To get the drawings to illustrate what Michelangelo meant, De Groft went straight to the top, the director of the Casa Buonarroti, the Florentine seat of Michelangelo's family since the 16th century. It contains the largest single trove of Michelangelo drawings -- about 250 -- in the world.
De Groft didn't get everything he wanted. He was up against the Casa Buonarroti's rule that no work can be lent more than once a year. He also had to stand in line behind the organizers of major shows involving Michelangelo drawings that are about to open in Paris, Rome and Vienna.
But he got enough, he figures, and he did it by cashing in some art-world chips.
"It's very Italian," De Groft says he prepares to open his show next weekend. "It's all about relationships.
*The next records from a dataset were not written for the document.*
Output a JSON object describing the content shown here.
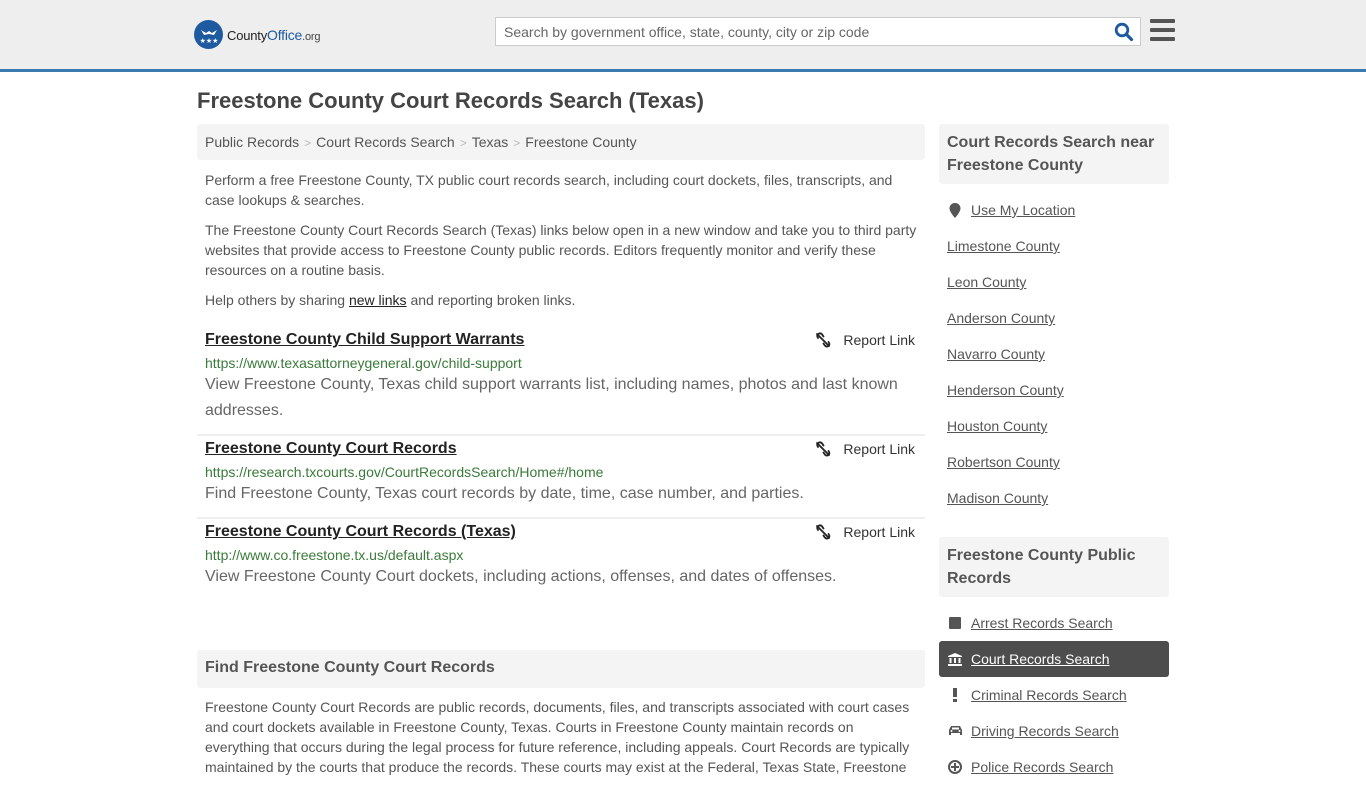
{
  "header": {
    "logo": {
      "county": "County",
      "office": "Office",
      "org": ".org"
    },
    "search": {
      "placeholder": "Search by government office, state, county, city or zip code",
      "value": ""
    }
  },
  "page_title": "Freestone County Court Records Search (Texas)",
  "breadcrumb": [
    "Public Records",
    "Court Records Search",
    "Texas",
    "Freestone County"
  ],
  "intro": {
    "p1": "Perform a free Freestone County, TX public court records search, including court dockets, files, transcripts, and case lookups & searches.",
    "p2": "The Freestone County Court Records Search (Texas) links below open in a new window and take you to third party websites that provide access to Freestone County public records. Editors frequently monitor and verify these resources on a routine basis.",
    "p3_before": "Help others by sharing ",
    "p3_link": "new links",
    "p3_after": " and reporting broken links."
  },
  "results": [
    {
      "title": "Freestone County Child Support Warrants",
      "url": "https://www.texasattorneygeneral.gov/child-support",
      "description": "View Freestone County, Texas child support warrants list, including names, photos and last known addresses.",
      "report_label": "Report Link"
    },
    {
      "title": "Freestone County Court Records",
      "url": "https://research.txcourts.gov/CourtRecordsSearch/Home#/home",
      "description": "Find Freestone County, Texas court records by date, time, case number, and parties.",
      "report_label": "Report Link"
    },
    {
      "title": "Freestone County Court Records (Texas)",
      "url": "http://www.co.freestone.tx.us/default.aspx",
      "description": "View Freestone County Court dockets, including actions, offenses, and dates of offenses.",
      "report_label": "Report Link"
    }
  ],
  "find_section": {
    "heading": "Find Freestone County Court Records",
    "body": "Freestone County Court Records are public records, documents, files, and transcripts associated with court cases and court dockets available in Freestone County, Texas. Courts in Freestone County maintain records on everything that occurs during the legal process for future reference, including appeals. Court Records are typically maintained by the courts that produce the records. These courts may exist at the Federal, Texas State, Freestone"
  },
  "sidebar": {
    "nearby": {
      "heading": "Court Records Search near Freestone County",
      "use_location": "Use My Location",
      "counties": [
        "Limestone County",
        "Leon County",
        "Anderson County",
        "Navarro County",
        "Henderson County",
        "Houston County",
        "Robertson County",
        "Madison County"
      ]
    },
    "public_records": {
      "heading": "Freestone County Public Records",
      "items": [
        {
          "label": "Arrest Records Search",
          "icon": "square-icon",
          "active": false
        },
        {
          "label": "Court Records Search",
          "icon": "courthouse-icon",
          "active": true
        },
        {
          "label": "Criminal Records Search",
          "icon": "exclamation-icon",
          "active": false
        },
        {
          "label": "Driving Records Search",
          "icon": "car-icon",
          "active": false
        },
        {
          "label": "Police Records Search",
          "icon": "police-badge-icon",
          "active": false
        }
      ]
    }
  },
  "colors": {
    "brand": "#1d5aa0",
    "accent_bar": "#3a7ab3",
    "url_green": "#3a7a3a",
    "active_bg": "#4d4d4d"
  }
}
Knowing the right people opened doors for me."
In the end, he even enticed the Casa Buonarroti's director into writing a catalog essay.
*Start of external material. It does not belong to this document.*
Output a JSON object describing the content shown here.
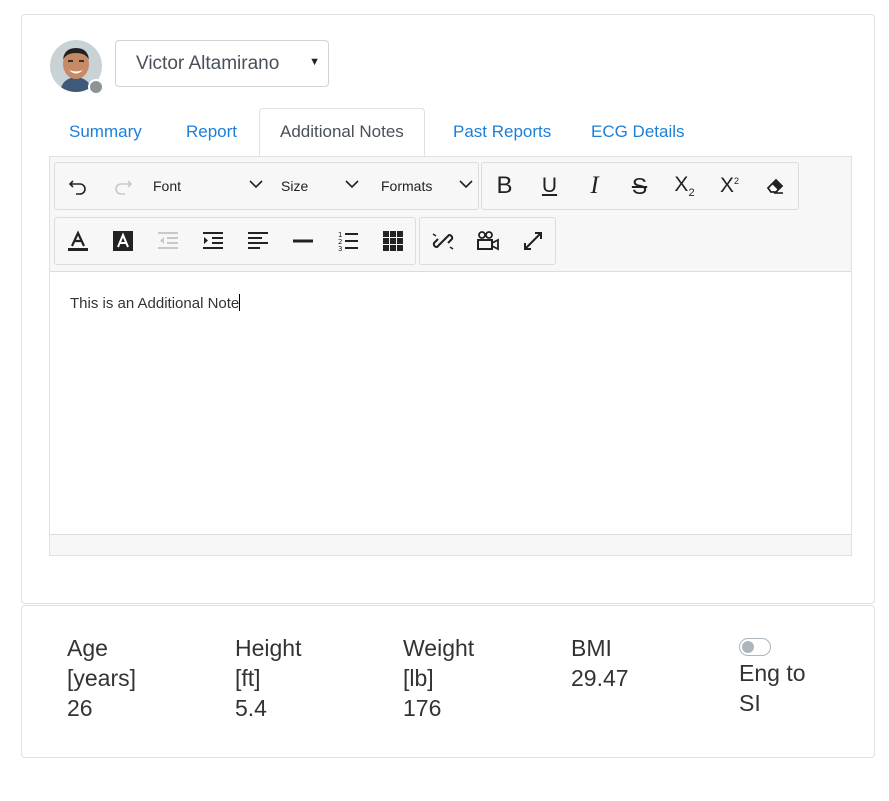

Michelangelo's drawings and the contemporary prints of architecture and sculpture, all but one of which are on loan from the Casa Buonarroti, occupy the first room of the Muscarelle's second-floor exhibition space, which is dimly lighted -- think 15-watt bulbs -- to protect the fragile images on paper.
The remaining space is devoted to documentation and an audio-visual presentation of what De Groft calls "new digital reconstructions of buildings that show evidence" of Michelangelo's hand.
The only drawing that most visitors would think relates Michelangelo's theory of architecture to human anatomy show his rendering of a pilaster base he designed for the New Sacristy of the Medici Chapel at Florence's Basilica of San Lorenzo.
Its outline closely resembles the profile in Michelangelo's drawing, "Head of Bearded Man Shouting," in the Ashmolean Museum at Oxford University in England.
The rest, De Groft acknowledges, is a matter of picking up on clues and connecting dots.
"You take it as a whole, not necessarily in its individual parts," De Groft explains. "We're exhibiting drawings that suggest Michelangelo's ideas."
De Groft is no stranger to bringing major exhibitions involving Italy into the Muscarelle.
"I got engaged in Florence," he says. "I've been going there for 20 years. I have a lifetime love affair with that great city."
Does De Groft have another Italian show in the works?
"We're always working on something," he says. "We've got some good ideas. But I'm not sure you can top a name like Michelangelo."